Many would-be billionaires have been forced to settle for 9 to 5 jobs after having their game-changing business ventures destroyed by unforeseen obstacles. When we say “high risk,” we mean exactly this.
The most prosperous financiers choose low-hazard investments. Firm deals would still be profitable even if practically everything went wrong.
Take a rental property with positive cash flow as an example. If you were to evict your tenant for nonpayment and it took you two months to fill it with another cash-paying client, would you still come out ahead because your cash flow is strong or your option payment is large enough?
Or, is your return on investment so high that you could afford to give a significant discount to the buyer in exchange for a quick sale and still come out ahead?
Things often, if not always, go wrong in real estate transactions. This Is Typical. So, wouldn’t it be nice if some cushion was built into your transactions?
Now, if you knew ahead of time that your risk was too high, your cash flow was too low, or your return throughout the life of the contract wasn’t adequate, you would want to consider alternatives.
A “transaction engineer” performs these duties. Solve the issue, check your metrics, and then use those results to leverage your negotiations.
If the vendor is unwilling to compromise or a solution can’t be found, move on.
No matter how appealing the concept may be, a lousy or dangerous deal is NEVER WORTH DOING in the long run. The potential emotional and mental damage is often less harmful than monetary loss. If you’re ever presented with a terrible bargain, say “No,” as one former first lady said.

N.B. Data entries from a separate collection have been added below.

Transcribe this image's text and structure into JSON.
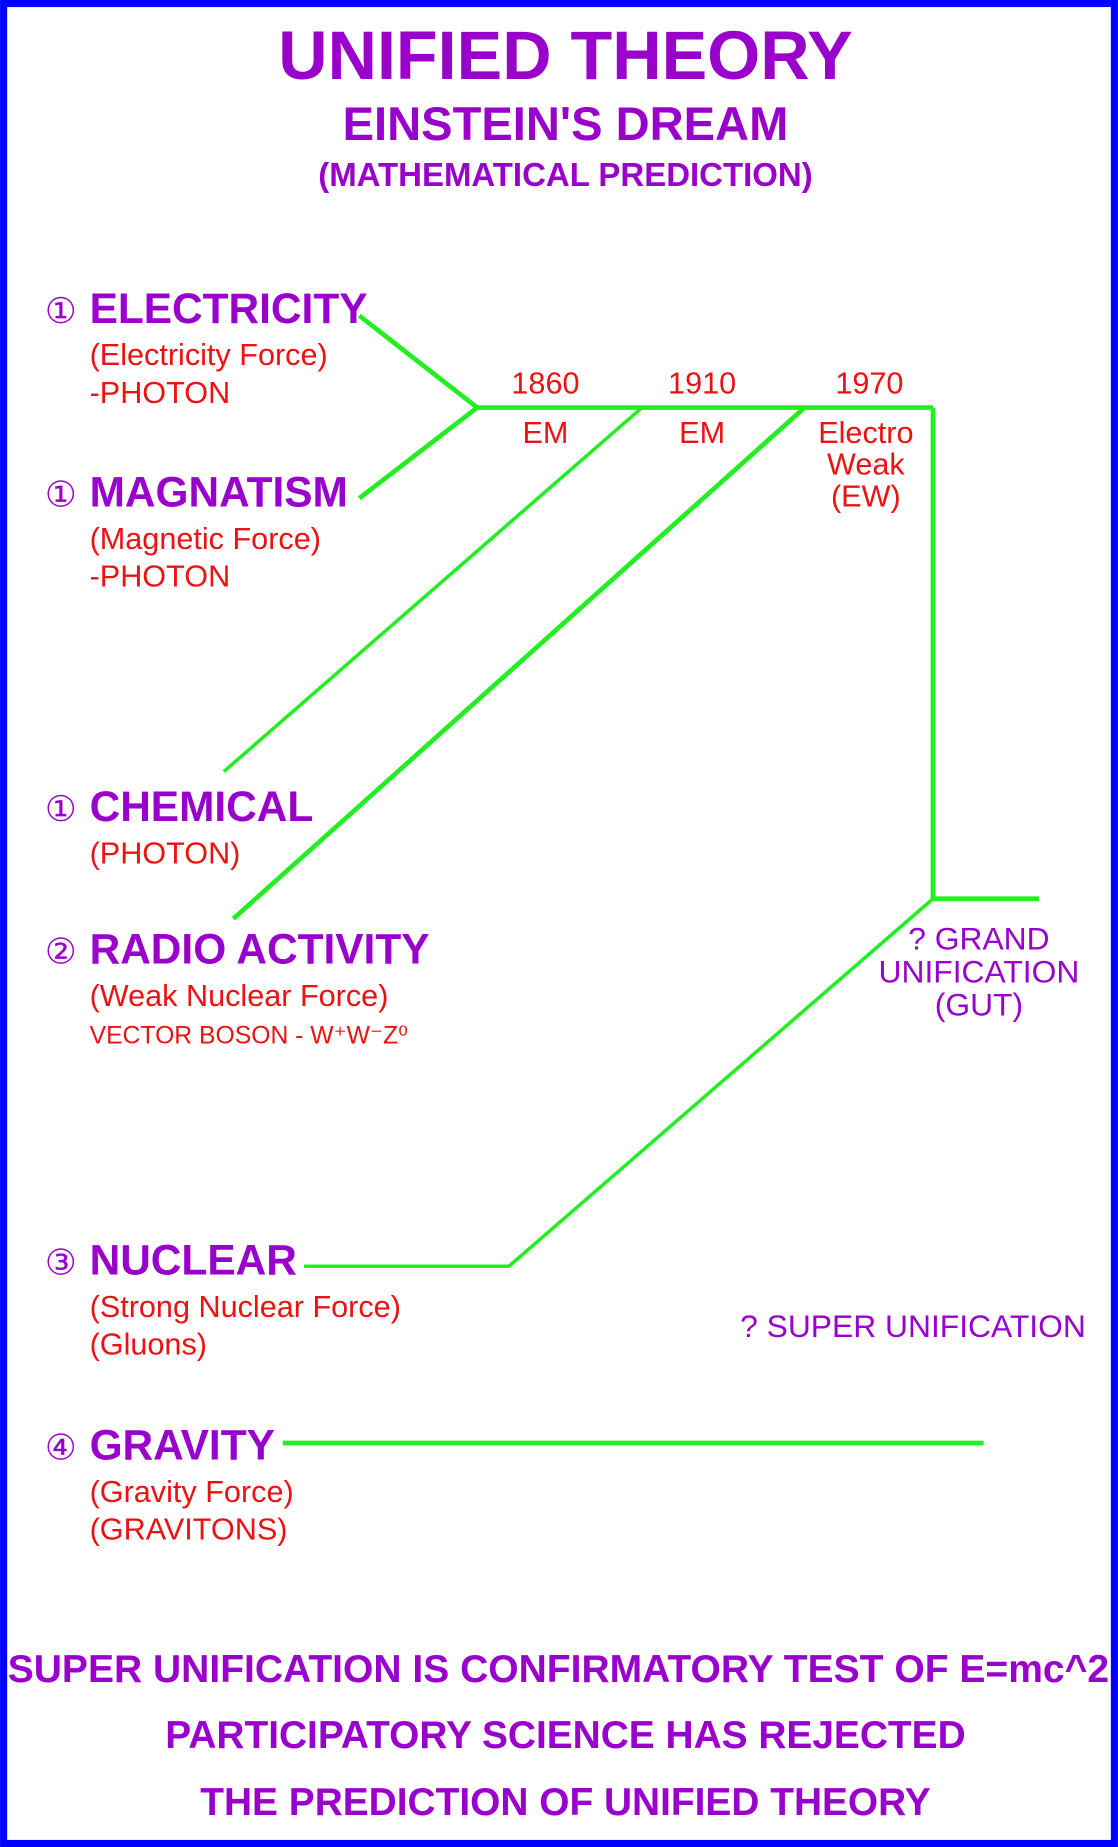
{
  "header": {
    "title": "UNIFIED THEORY",
    "subtitle": "EINSTEIN'S DREAM",
    "note": "(MATHEMATICAL PREDICTION)"
  },
  "forces": [
    {
      "number": "①",
      "name": "ELECTRICITY",
      "lines": [
        "(Electricity Force)",
        "-PHOTON"
      ]
    },
    {
      "number": "①",
      "name": "MAGNATISM",
      "lines": [
        "(Magnetic Force)",
        "-PHOTON"
      ]
    },
    {
      "number": "①",
      "name": "CHEMICAL",
      "lines": [
        "(PHOTON)"
      ]
    },
    {
      "number": "②",
      "name": "RADIO ACTIVITY",
      "lines": [
        "(Weak Nuclear Force)",
        "VECTOR BOSON - W⁺W⁻Z⁰"
      ]
    },
    {
      "number": "③",
      "name": "NUCLEAR",
      "lines": [
        "(Strong Nuclear Force)",
        "(Gluons)"
      ]
    },
    {
      "number": "④",
      "name": "GRAVITY",
      "lines": [
        "(Gravity Force)",
        "(GRAVITONS)"
      ]
    }
  ],
  "unifications": [
    {
      "year": "1860",
      "lines": [
        "EM"
      ]
    },
    {
      "year": "1910",
      "lines": [
        "EM"
      ]
    },
    {
      "year": "1970",
      "lines": [
        "Electro",
        "Weak",
        "(EW)"
      ]
    }
  ],
  "gut": [
    "? GRAND",
    "UNIFICATION",
    "(GUT)"
  ],
  "super": "? SUPER UNIFICATION",
  "footer": [
    "SUPER UNIFICATION IS CONFIRMATORY TEST OF E=mc^2",
    "PARTICIPATORY SCIENCE HAS REJECTED",
    "THE PREDICTION OF UNIFIED THEORY"
  ]
}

Some seasoned investors have a knack for spotting promising projects and can stay clear of sticky situations. Some people specialize in one type of transaction and utilize a general “rule of thumb” to estimate their potential loss or gain.
However, a “calculator” or computer software that can factor in all the relevant factors and
1) Determine the precise profit and cash flow of any transaction.
2) Assess the potential monetary loss associated with the deal.
3. Determine what constitutes a fair deal based on tried and true methods
4) Offers potential solutions to the problems
As investors, we have looked into various real estate courses and software, but none has met our needs. That’s why we built our in-house Deal Analysis Software.
After months of testing and refinement, we have been using it for all our transactions, including short sales, subject-to-lease options, rehabs, wholesales, and even commercials.
It has helped us avoid real problems and negotiate more significant profit margins because we can test many “what-if” scenarios. There’s no way we’d “go on vacation” without it.
We placed it on our website since other investors expressed interest in testing it. We are thrilled to have a user base and users group that openly discusses the Deal Evaluation Tool and offers suggestions for improving it.
Their input has sped up the development of a product that is already extremely helpful. Simply put, nothing else compares to it. We’ve also made available a demo for interested investors to try out. And we do training sessions for first-timers.
There will be more consistent high-profit real estate deals now that we have all the statistics and have evaluated our risks with the Deal Evaluation Tool.
Richard Odessey and his wife, Michelle, run the go-to online resource for becoming a successful real estate investor: http://www.InvestorWealth.com. The nation’s foremost real estate investors often host free teleseminars, and you can access helpful resources like their Deal Evaluation tool to help you get the most out of your real estate investments. In addition, interested parties can participate in one of four to eight online training seminars where professionals provide individual guidance. Richard and Michelle are experienced investors who have taught and mentored others for over five years.